Pour Johnny lui-même, devenir un mentor pour Marie lui a pris quelque chose de crucial sur le but de sa célébrité et de son succès. Il réalisa que le plus grand cadeau qu’il pouvait offrir n’était pas sa musique, mais sa capacité à aider les autres à trouver leur propre voix musical. Il commença discrètement à parener l’éducation musicale pour les enfants défavorisés à travers la France, se souvenant toujours de la leçon que Marie lui avait apprise sur le pouvoir guérisseur de la mémoire préservée.
Des années plus tard, lorsqu’on demanda à Johnny lors d’une interview quel était le moment le plus significatif de sa carrière, il pensa immédiatement à cet après-midi dans le magasin de guitare. Non pas à cause de l’argent qu’il avait dépensé ou de la famille qu’il avait aidé, mais à cause du moment où Marie joua pour la première fois la chanson de son père et où ils ressentirent tous les deux la présence de Philippe dans la pièce, vivant dans la musique qui reliait le passé au présent et au futur.
Aujourd’hui, Marie Morau du Bois a 65 ans et interprète toujours les chansons de son père dans de petites salles autour de Paris. Elle joue toujours sur sa Gibson J45 de 1955. maintenant soigneusement restauré et entretenu, mais portant toujours les mêmes marques d’usure affectueuses qu’elle avait ce jour-là en 1968.
Après chaque représentation, elle raconte l’histoire de la célèbre rockstar qui a sauvé la guitare de son père et lui a appris que certaines choses sont trop précieuses pour avoir un prix. Le magasin de guitare sur les Champs-Élysées est toujours là, bien que sous une autre direction. Il y a une petite plaque près de l’entrée qui dit “La musique et la mémoire rendue manifeste.
Honorer les instruments, honorer les musiciens, honorer les histoires qu’il portent. Peu de gens savent que la plaque a été installée par Johnny Holiday en 1995 pour le 27e anniversaire du jour où il a appris que la chose la plus importante que l’on puisse acheter à quelqu’un est la chance de maintenir ses rêves en vie.” L’histoire de Johnny Halliday et Marie Morau nous rappelle que les héros ne se trouvent pas toujours dans de grands gestes ou des spectacles public.

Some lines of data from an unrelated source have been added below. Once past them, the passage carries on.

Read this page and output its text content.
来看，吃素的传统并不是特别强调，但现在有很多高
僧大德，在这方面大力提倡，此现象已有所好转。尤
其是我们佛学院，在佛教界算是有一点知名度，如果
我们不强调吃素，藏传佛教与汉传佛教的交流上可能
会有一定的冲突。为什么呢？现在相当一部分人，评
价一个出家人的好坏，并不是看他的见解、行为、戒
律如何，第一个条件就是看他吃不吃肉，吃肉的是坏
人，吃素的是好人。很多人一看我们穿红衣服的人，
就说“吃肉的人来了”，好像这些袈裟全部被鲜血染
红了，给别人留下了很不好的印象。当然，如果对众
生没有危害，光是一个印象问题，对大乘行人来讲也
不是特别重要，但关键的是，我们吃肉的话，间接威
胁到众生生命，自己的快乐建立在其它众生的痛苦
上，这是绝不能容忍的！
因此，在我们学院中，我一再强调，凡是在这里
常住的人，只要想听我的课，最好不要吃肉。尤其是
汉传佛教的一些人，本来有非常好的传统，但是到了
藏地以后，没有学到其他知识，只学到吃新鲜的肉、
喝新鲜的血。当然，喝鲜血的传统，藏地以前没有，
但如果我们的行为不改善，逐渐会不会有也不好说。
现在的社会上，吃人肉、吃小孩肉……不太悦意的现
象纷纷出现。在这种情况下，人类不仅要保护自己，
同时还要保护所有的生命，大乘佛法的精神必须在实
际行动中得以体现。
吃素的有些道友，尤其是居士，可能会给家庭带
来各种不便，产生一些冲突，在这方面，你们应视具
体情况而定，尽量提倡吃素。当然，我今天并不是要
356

Parfois, l’héroïsme est aussi simple que de reconnaître quand quelqu’un a besoin d’aide et d’avoir le courage de la fournir sans poser de questions, sans exiger de reconnaissance. Parfois la chose la plus importante que nous puissions faire est de refuser que les rêves des autres soi vendus pour moins que leur valeur.
Johnny aurait pu acheter n’importe quelle guitare dans ce magasin ce jour-là. Au lieu de cela, ila choisi d’acheter quelque chose de bien plus précieux. Le lien d’une petite fille avec son père, la capacité d’une famille à rester chez elle et la préservation d’une musique qui aurait pu être perdue à jamais.
Et ce faisant, il a découvert que la chose la plus riche que l’on puisse acheter avec de l’argent n’est pas quelque chose pour soi, mais l’opportunité d’aider quelqu’un d’autre à conserver ce qu’il aime le plus. M.